The bubble-sort algorithm (pseudo-code):

Input: Array A[1...n]
for i <- n,...,2 do
    for j <- 2,...,i do
        if A[j - 1] >= A[j] then
            swap the values of A[j-1] and A[j];

I am not sure but my proof seems to work, but is overly convoluted. Could you help me clean it up?

Loop-invariant: After each iteration i, the i - n + 1 greatest elements of A are in the position they would be were A sorted non-descendingly. In the case that array A contains more than one maximal value, let the greatest element be the one with the smallest index of all the possible maximal values.

Induction-basis (i = n): The inner loop iterates over every element of A. Eventually, j points to the greatest element. This value will be swapped until it reaches position i = n, which is the highest position in array A and hence the final position for the greatest element of A.
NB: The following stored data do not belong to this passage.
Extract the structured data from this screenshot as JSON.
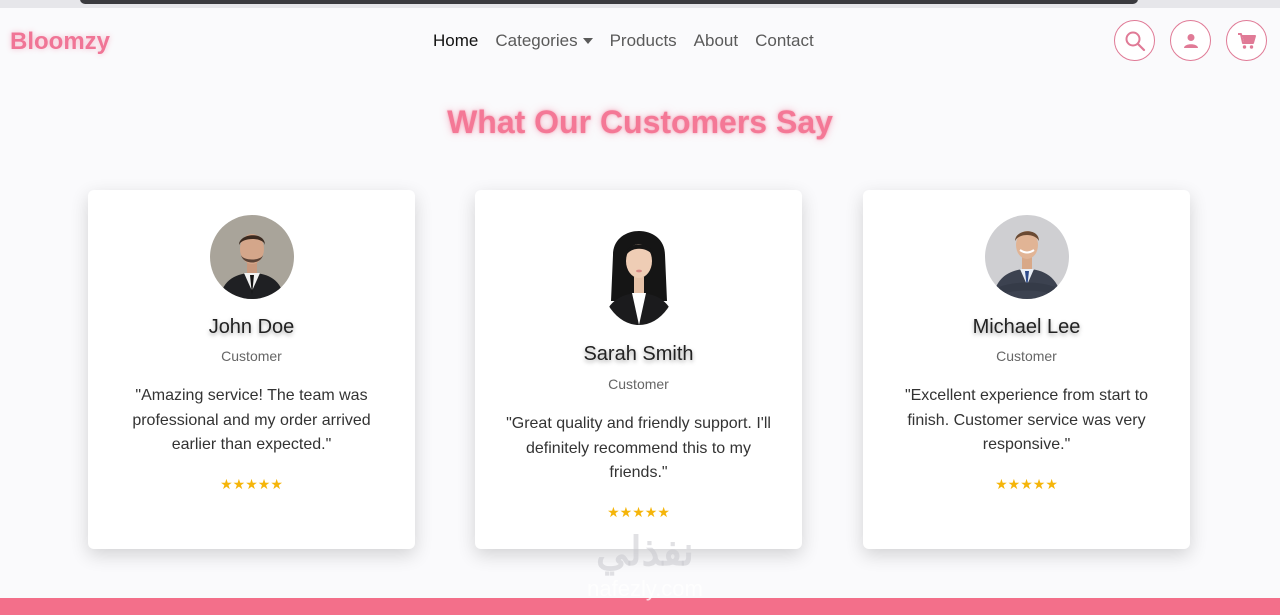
{
  "app": {
    "brand": "Bloomzy"
  },
  "nav": {
    "links": [
      {
        "label": "Home",
        "active": true
      },
      {
        "label": "Categories",
        "dropdown": true
      },
      {
        "label": "Products"
      },
      {
        "label": "About"
      },
      {
        "label": "Contact"
      }
    ],
    "icons": [
      "search-icon",
      "user-icon",
      "cart-icon"
    ]
  },
  "section": {
    "title": "What Our Customers Say"
  },
  "testimonials": [
    {
      "name": "John Doe",
      "role": "Customer",
      "quote": "\"Amazing service! The team was professional and my order arrived earlier than expected.\"",
      "stars": "★★★★★",
      "avatar": "man-in-suit-photo"
    },
    {
      "name": "Sarah Smith",
      "role": "Customer",
      "quote": "\"Great quality and friendly support. I'll definitely recommend this to my friends.\"",
      "stars": "★★★★★",
      "avatar": "woman-in-blazer-photo"
    },
    {
      "name": "Michael Lee",
      "role": "Customer",
      "quote": "\"Excellent experience from start to finish. Customer service was very responsive.\"",
      "stars": "★★★★★",
      "avatar": "smiling-man-arms-crossed-photo"
    }
  ],
  "watermark": {
    "script": "نفذلي",
    "url": "nafezly.com"
  },
  "colors": {
    "brand_pink": "#f07596",
    "footer_pink": "#f36f8a",
    "star_gold": "#f5b50a",
    "background": "#fafafc"
  }
}
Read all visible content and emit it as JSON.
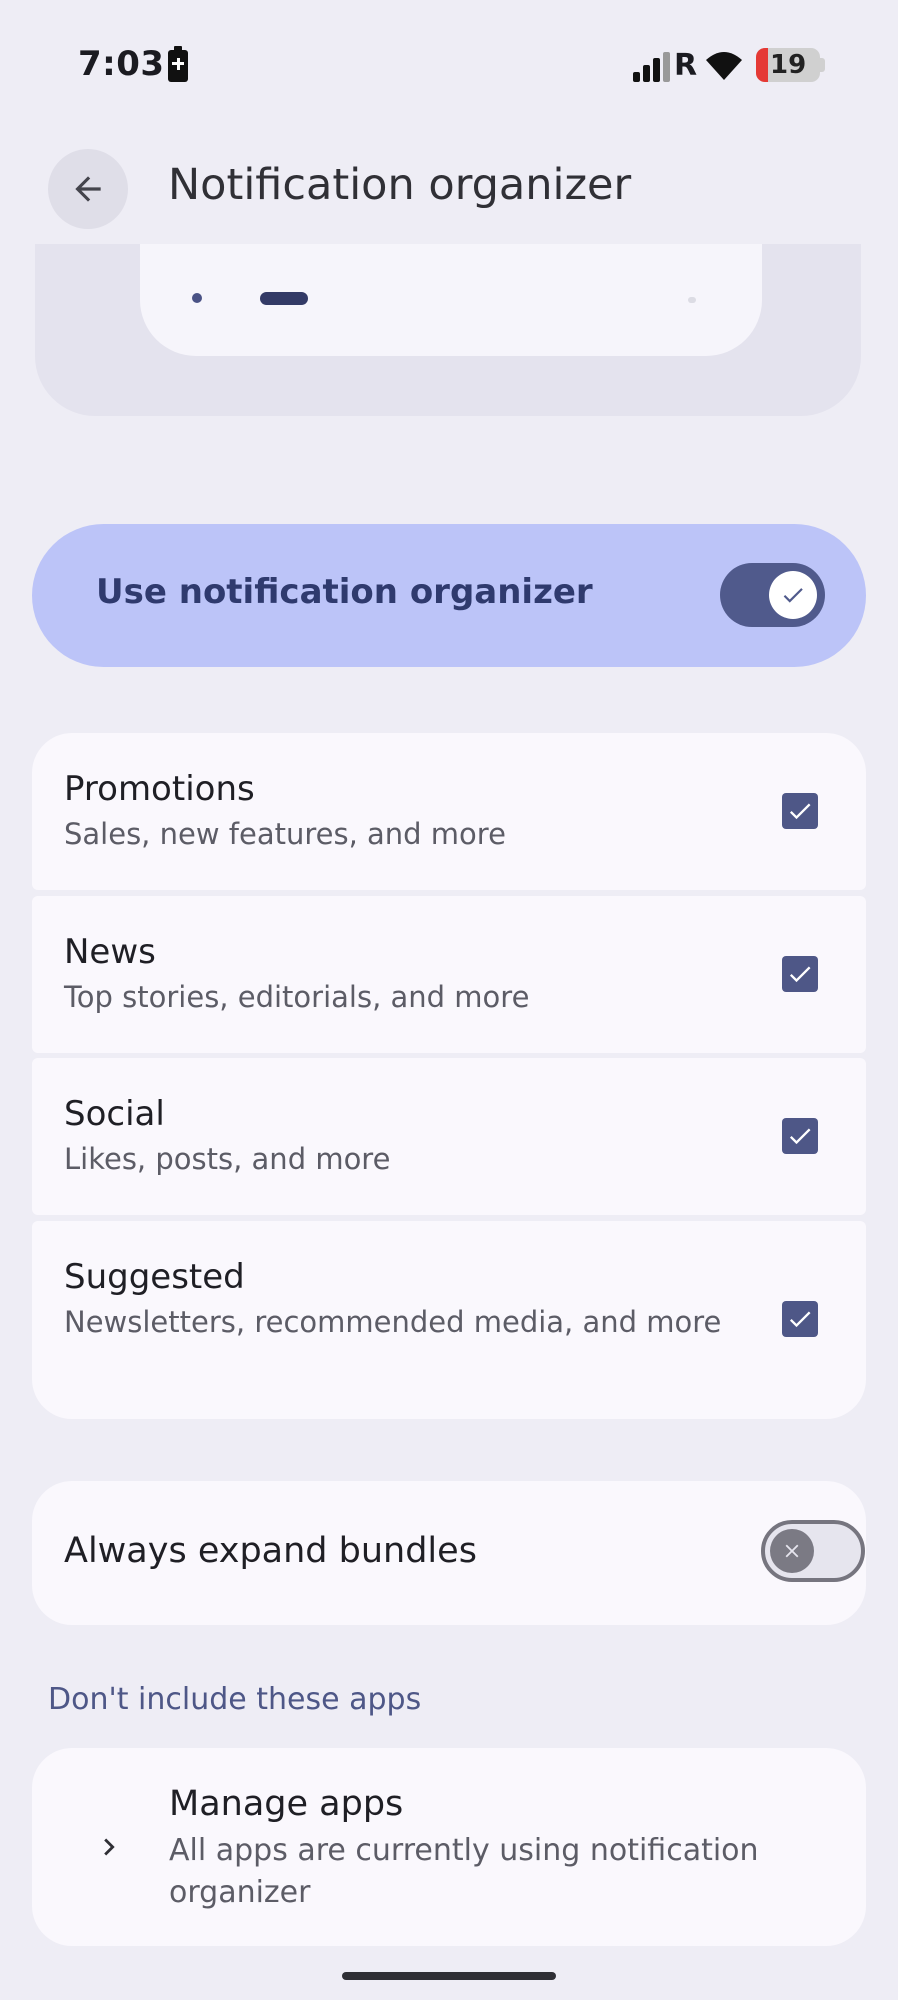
{
  "status_bar": {
    "time": "7:03",
    "network": "R",
    "battery_percent": "19"
  },
  "app_bar": {
    "title": "Notification organizer",
    "back_icon": "arrow-back-icon"
  },
  "main_toggle": {
    "label": "Use notification organizer",
    "enabled": true
  },
  "categories": [
    {
      "title": "Promotions",
      "subtitle": "Sales, new features, and more",
      "checked": true
    },
    {
      "title": "News",
      "subtitle": "Top stories, editorials, and more",
      "checked": true
    },
    {
      "title": "Social",
      "subtitle": "Likes, posts, and more",
      "checked": true
    },
    {
      "title": "Suggested",
      "subtitle": "Newsletters, recommended media, and more",
      "checked": true
    }
  ],
  "expand_bundles": {
    "label": "Always expand bundles",
    "enabled": false
  },
  "exclusions": {
    "header": "Don't include these apps",
    "manage_title": "Manage apps",
    "manage_subtitle": "All apps are currently using notification organizer"
  },
  "colors": {
    "background": "#eeedf5",
    "accent": "#4e5787",
    "toggle_card": "#bcc4f8",
    "card": "#faf8fd"
  }
}
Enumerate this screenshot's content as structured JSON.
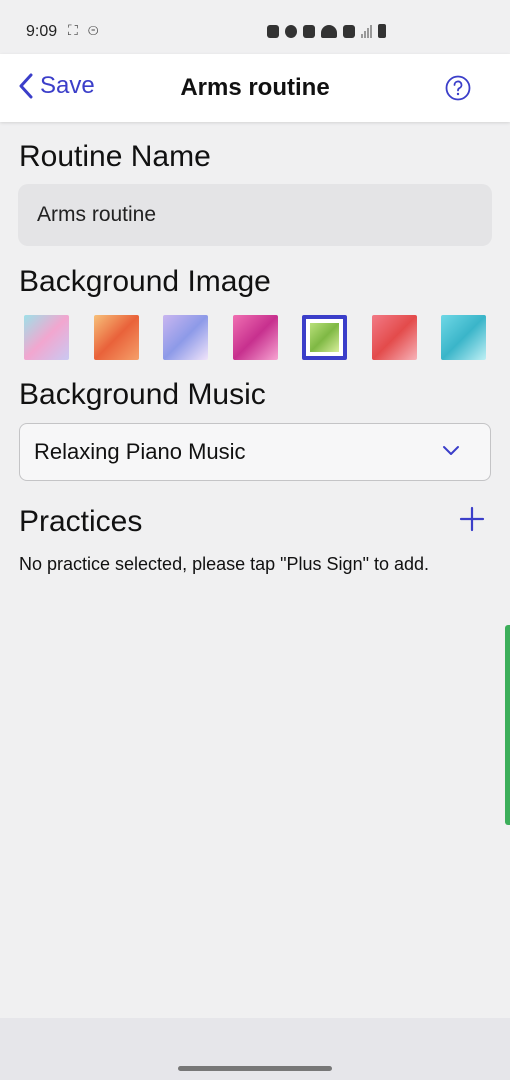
{
  "status_bar": {
    "time": "9:09",
    "left_icons": "⛶ ⊝"
  },
  "nav": {
    "back_label": "Save",
    "title": "Arms routine",
    "accent_color": "#3b3ec9"
  },
  "routine_name": {
    "heading": "Routine Name",
    "value": "Arms routine"
  },
  "background_image": {
    "heading": "Background Image",
    "selected_index": 4,
    "thumbnails": [
      {
        "name": "teal-pink",
        "colors": [
          "#9ee0e8",
          "#f2a6cf",
          "#c9c9f2"
        ]
      },
      {
        "name": "orange",
        "colors": [
          "#f7c07a",
          "#e9623a",
          "#f5a06a"
        ]
      },
      {
        "name": "lavender",
        "colors": [
          "#c9b6f0",
          "#8d9ae8",
          "#f1e4fa"
        ]
      },
      {
        "name": "magenta",
        "colors": [
          "#f06fb2",
          "#c7308e",
          "#f7a4d2"
        ]
      },
      {
        "name": "lime",
        "colors": [
          "#b9e07a",
          "#7fb844",
          "#d8ef9c"
        ]
      },
      {
        "name": "coral",
        "colors": [
          "#f27a86",
          "#e34b4b",
          "#f7b3b9"
        ]
      },
      {
        "name": "cyan",
        "colors": [
          "#6fd8e6",
          "#3ab5c9",
          "#bff0f5"
        ]
      }
    ]
  },
  "background_music": {
    "heading": "Background Music",
    "selected": "Relaxing Piano Music"
  },
  "practices": {
    "heading": "Practices",
    "empty_message": "No practice selected, please tap \"Plus Sign\" to add."
  }
}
Induction-step: (i = m -> i = m - 1 for all m > 3): The inner loop iterates over every element of A. Eventually, j points to the greatest element of the ones not yet sorted. This value will be swapped until it reaches position i = m - 1, which is the highest position of the positions not-yet-sorted in array A and hence the final position for the greatest not-yet-sorted element of A.

After the algorithm was fully executed, the remaining element at position 1 is also in its final position because were it not, the element to its right side would not be in its final position, which is a contradiction. Q.E.D.

Answer 1

I'd be inclined to recast your proof in the following terms: Bubble sort A[1..n]: for i in n..2 for j in 2..i swap A[j - 1], A[j] if they are not already in order

Loop invariant: let P(i) <=> for all k s.t. i < k <= n. A[k] = max(A[1..k])

Base case: initially i = n and the invariant P(n) is trivially satisfied.

Induction step: assuming the invariant holds for some P(m + 1), show that after the inner loop executes, the invariant holds for P(m).